Wednesday, December 6, 2006

Chicago area firm says 6-pack rings aren't animal threat


Most companies would be overjoyed to have their product in "Happy Feet," the nation's most popular film.

But Itasca-based ITW Hi-Cone, the industry leader and inventor of plastic six-pack rings, isn't happy over the use of its "yokes" in the new cartoon film. Hi-Cone is calling "misleading and irresponsible'' a story line involving a penguin who nearly is strangled after he gets one of the binders caught around his throat.

Hi-Cone Vice President and General Manager Steve Henn says Warner Bros. Entertainment "didn't do its homework,'' and the company is asking moviemakers to clarify the depiction of the rings in upcoming DVD releases.
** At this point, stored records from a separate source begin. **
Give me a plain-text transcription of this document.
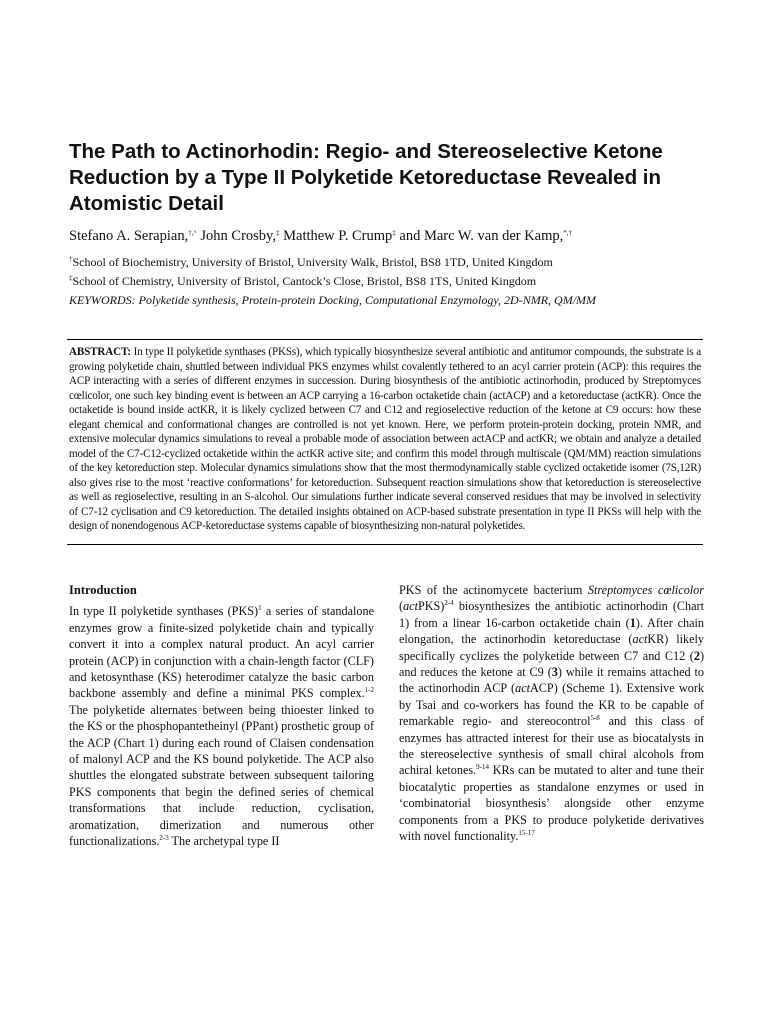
The Path to Actinorhodin: Regio- and Stereoselective Ketone Reduction by a Type II Polyketide Ketoreductase Revealed in Atomistic Detail
Stefano A. Serapian,†,^ John Crosby,‡ Matthew P. Crump‡ and Marc W. van der Kamp,*,†
†School of Biochemistry, University of Bristol, University Walk, Bristol, BS8 1TD, United Kingdom
‡School of Chemistry, University of Bristol, Cantock’s Close, Bristol, BS8 1TS, United Kingdom
KEYWORDS: Polyketide synthesis, Protein-protein Docking, Computational Enzymology, 2D-NMR, QM/MM

ABSTRACT: In type II polyketide synthases (PKSs), which typically biosynthesize several antibiotic and antitumor compounds, the substrate is a growing polyketide chain, shuttled between individual PKS enzymes whilst covalently tethered to an acyl carrier protein (ACP): this requires the ACP interacting with a series of different enzymes in succession. During biosynthesis of the antibiotic actinorhodin, produced by Streptomyces cœlicolor, one such key binding event is between an ACP carrying a 16-carbon octaketide chain (actACP) and a ketoreductase (actKR). Once the octaketide is bound inside actKR, it is likely cyclized between C7 and C12 and regioselective reduction of the ketone at C9 occurs: how these elegant chemical and conformational changes are controlled is not yet known. Here, we perform protein-protein docking, protein NMR, and extensive molecular dynamics simulations to reveal a probable mode of association between actACP and actKR; we obtain and analyze a detailed model of the C7-C12-cyclized octaketide within the actKR active site; and confirm this model through multiscale (QM/MM) reaction simulations of the key ketoreduction step. Molecular dynamics simulations show that the most thermodynamically stable cyclized octaketide isomer (7S,12R) also gives rise to the most ‘reactive conformations’ for ketoreduction. Subsequent reaction simulations show that ketoreduction is stereoselective as well as regioselective, resulting in an S-alcohol. Our simulations further indicate several conserved residues that may be involved in selectivity of C7-12 cyclisation and C9 ketoreduction. The detailed insights obtained on ACP-based substrate presentation in type II PKSs will help with the design of nonendogenous ACP-ketoreductase systems capable of biosynthesizing non-natural polyketides.

Introduction

In type II polyketide synthases (PKS)$^1$ a series of standalone enzymes grow a finite-sized polyketide chain and typically convert it into a complex natural product. An acyl carrier protein (ACP) in conjunction with a chain-length factor (CLF) and ketosynthase (KS) heterodimer catalyze the basic carbon backbone assembly and define a minimal PKS complex.$^{1-2}$ The polyketide alternates between being thioester linked to the KS or the phosphopantetheinyl (PPant) prosthetic group of the ACP (Chart 1) during each round of Claisen condensation of malonyl ACP and the KS bound polyketide. The ACP also shuttles the elongated substrate between subsequent tailoring PKS components that begin the defined series of chemical transformations that include reduction, cyclisation, aromatization, dimerization and numerous other functionalizations.$^{2-3}$ The archetypal type II

PKS of the actinomycete bacterium Streptomyces cœlicolor (actPKS)$^{2-4}$ biosynthesizes the antibiotic actinorhodin (Chart 1) from a linear 16-carbon octaketide chain (1). After chain elongation, the actinorhodin ketoreductase (actKR) likely specifically cyclizes the polyketide between C7 and C12 (2) and reduces the ketone at C9 (3) while it remains attached to the actinorhodin ACP (actACP) (Scheme 1). Extensive work by Tsai and co-workers has found the KR to be capable of remarkable regio- and stereocontrol$^{5-8}$ and this class of enzymes has attracted interest for their use as biocatalysts in the stereoselective synthesis of small chiral alcohols from achiral ketones.$^{9-14}$ KRs can be mutated to alter and tune their biocatalytic properties as standalone enzymes or used in ‘combinatorial biosynthesis’ alongside other enzyme components from a PKS to produce polyketide derivatives with novel functionality.$^{15-17}$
Henn acknowledges that wildlife can get stuck in the yokes. The Ocean Conservancy environmental group reports that international coastal cleanups since 2000 have turned up 191,789 six-pack rings. In that same time period, 894 fish and birds have been discovered entangled in man-made debris, though fishing line is the top offender.

But since 1989, under federal law, six-pack rings have been 100 percent photodegradeable -- they disintegrate in sunlight, beginning in just a few days, Henn said. Creatures overwhelmingly escape from weakened and brittle rings, he said: "A penguin couldn't wear it that long'' because it would crumble.